Sri Mulyani Ditodong Bayar Utang Rp 500 Triliun oleh PLN dan Pertamina

Pekerja mereproduksi tabung gas elpiji 3 kg di Depot LPG Tanjung Priok, Jakarta, Selasa (29/1). Pemerintah dan Badan Anggaran DPR menyepakati kenaikan anggaran subsidi energi Rp 4,1 triliun di tahun 2019 menjadi Rp 160 triliun. (Liputan6.com/Johan Tallo)

Menteri Keuangan (Menkeu) Sri Mulyani Indrawati mengaku tagihan utang oleh dua Badan Usaha Milik Negara (BUMN) yaitu PT PLN (Persero) dan PT Pertamina (Persero). Utang tersebut terkait dana kompensasi dan subsidi energi yang nilainya mencapai Rp 500 triliun.

"Pak Darmo (Direktur Utama PLN) dan Pertamina, 2 orang ini nagihnya banyak banget sampai di atas Rp 500 triliun," kata Sri Mulyani dalam acara Kompas 100 CEO Forum 2022 di Istana Negara, Jakarta, Jumat (2/12/2022).

Tingginya tagihan tersebut karena kenaikan harga minyak dunia yang sempat tembus di atas USD 100 per barel. Kemudian tingginya permintaan konsumsi energi masyarakat di tengah proses pemulihan ekonomi nasional.

Tak hanya itu, dalam waktu yang bersamaan, nilai tukar rupiah terhadap dolar Amerika Serikat (AS) juga terus melemah.

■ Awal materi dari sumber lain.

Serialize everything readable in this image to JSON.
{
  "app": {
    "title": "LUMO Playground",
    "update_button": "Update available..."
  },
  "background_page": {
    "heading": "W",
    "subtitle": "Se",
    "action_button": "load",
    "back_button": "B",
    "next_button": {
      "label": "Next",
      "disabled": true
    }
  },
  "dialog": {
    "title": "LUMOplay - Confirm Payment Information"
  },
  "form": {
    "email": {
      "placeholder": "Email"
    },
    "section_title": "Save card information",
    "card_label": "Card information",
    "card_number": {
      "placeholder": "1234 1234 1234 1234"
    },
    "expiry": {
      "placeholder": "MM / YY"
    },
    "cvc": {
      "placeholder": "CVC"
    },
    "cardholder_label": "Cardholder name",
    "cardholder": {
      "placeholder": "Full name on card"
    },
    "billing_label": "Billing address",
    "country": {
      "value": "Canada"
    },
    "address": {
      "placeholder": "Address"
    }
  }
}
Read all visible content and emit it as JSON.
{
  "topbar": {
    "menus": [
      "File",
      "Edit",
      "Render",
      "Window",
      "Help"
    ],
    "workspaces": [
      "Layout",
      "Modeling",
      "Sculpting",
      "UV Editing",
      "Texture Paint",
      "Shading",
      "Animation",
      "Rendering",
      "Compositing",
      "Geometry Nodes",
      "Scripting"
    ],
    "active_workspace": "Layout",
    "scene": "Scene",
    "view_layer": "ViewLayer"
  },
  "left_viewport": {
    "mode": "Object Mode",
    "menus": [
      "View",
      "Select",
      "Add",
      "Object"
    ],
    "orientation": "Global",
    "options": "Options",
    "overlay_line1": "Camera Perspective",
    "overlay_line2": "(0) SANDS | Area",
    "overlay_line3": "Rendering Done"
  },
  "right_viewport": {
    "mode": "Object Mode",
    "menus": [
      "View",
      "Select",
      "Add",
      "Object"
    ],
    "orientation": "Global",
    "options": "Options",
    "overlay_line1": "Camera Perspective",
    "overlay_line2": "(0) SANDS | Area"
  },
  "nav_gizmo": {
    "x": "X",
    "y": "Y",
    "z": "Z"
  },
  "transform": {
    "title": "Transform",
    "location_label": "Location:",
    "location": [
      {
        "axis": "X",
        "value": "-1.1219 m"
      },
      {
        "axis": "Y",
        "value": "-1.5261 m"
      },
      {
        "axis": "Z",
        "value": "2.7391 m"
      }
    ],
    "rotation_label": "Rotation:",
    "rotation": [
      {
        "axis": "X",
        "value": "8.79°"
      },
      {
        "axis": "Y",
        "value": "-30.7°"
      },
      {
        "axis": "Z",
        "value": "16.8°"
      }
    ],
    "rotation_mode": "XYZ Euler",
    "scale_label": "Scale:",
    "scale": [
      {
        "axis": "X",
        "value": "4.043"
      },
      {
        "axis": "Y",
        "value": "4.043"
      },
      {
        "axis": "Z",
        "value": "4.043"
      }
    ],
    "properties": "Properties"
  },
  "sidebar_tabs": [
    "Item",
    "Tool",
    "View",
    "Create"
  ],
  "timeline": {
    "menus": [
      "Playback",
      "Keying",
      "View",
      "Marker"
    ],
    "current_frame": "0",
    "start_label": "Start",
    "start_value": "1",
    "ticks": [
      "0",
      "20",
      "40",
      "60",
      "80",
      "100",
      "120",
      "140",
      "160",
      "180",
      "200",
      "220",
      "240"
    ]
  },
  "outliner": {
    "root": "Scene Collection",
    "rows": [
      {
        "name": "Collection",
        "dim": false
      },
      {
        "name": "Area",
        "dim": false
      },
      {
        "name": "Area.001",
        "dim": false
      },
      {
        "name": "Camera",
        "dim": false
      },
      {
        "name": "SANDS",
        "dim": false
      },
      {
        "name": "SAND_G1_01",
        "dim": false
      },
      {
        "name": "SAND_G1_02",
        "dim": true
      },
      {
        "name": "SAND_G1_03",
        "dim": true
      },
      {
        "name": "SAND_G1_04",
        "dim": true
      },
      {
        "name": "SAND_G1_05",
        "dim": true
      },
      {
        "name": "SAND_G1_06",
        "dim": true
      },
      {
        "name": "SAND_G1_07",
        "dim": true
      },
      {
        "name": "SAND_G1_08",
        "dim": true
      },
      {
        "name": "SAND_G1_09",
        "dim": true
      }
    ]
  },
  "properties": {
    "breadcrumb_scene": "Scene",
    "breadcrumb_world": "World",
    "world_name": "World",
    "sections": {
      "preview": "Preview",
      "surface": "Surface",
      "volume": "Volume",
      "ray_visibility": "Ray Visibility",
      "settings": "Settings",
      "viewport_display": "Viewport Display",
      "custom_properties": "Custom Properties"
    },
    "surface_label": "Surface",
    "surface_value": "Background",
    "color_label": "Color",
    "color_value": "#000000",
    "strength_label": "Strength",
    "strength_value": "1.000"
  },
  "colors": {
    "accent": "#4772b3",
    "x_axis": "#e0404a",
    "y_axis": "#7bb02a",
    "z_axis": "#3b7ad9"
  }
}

Sehingga membuat tagihan kompensasi dan subsidi naik 3 kali lipat dari yang dianggarkan dalam Anggaran Pendapatan dan Belanja Negara (APBN) tahun ini.

"Sekarang ini dobel, ICP di atas USD 100 per barel, kursnya relatif di atas asumsi APBN yang Rp 14.750. Ini yang menyebabkan kenapa tagihannya besar," tutur Sri Mulyani.

Meski begitu, Sri Mulyani mengatakan hal ini sudah sesuai arahan Presiden Joko Widodo yang memerintahkan untuk menjaga daya beli masyarakat. Sehingga kenaikan inflasi harus menjadi perhatian.

 


Dijaga APBN

Pekerja mereproduksi tabung gas elpiji 3 kg di Depot LPG Tanjung Priok, Jakarta, Selasa (29/1). Pemerintah dan Badan Anggaran DPR menyepakati kenaikan anggaran subsidi energi di 2019 dari Rp 156,6 triliun menjadi Rp 160 triliun. (Liputan6.com/Johan Tallo)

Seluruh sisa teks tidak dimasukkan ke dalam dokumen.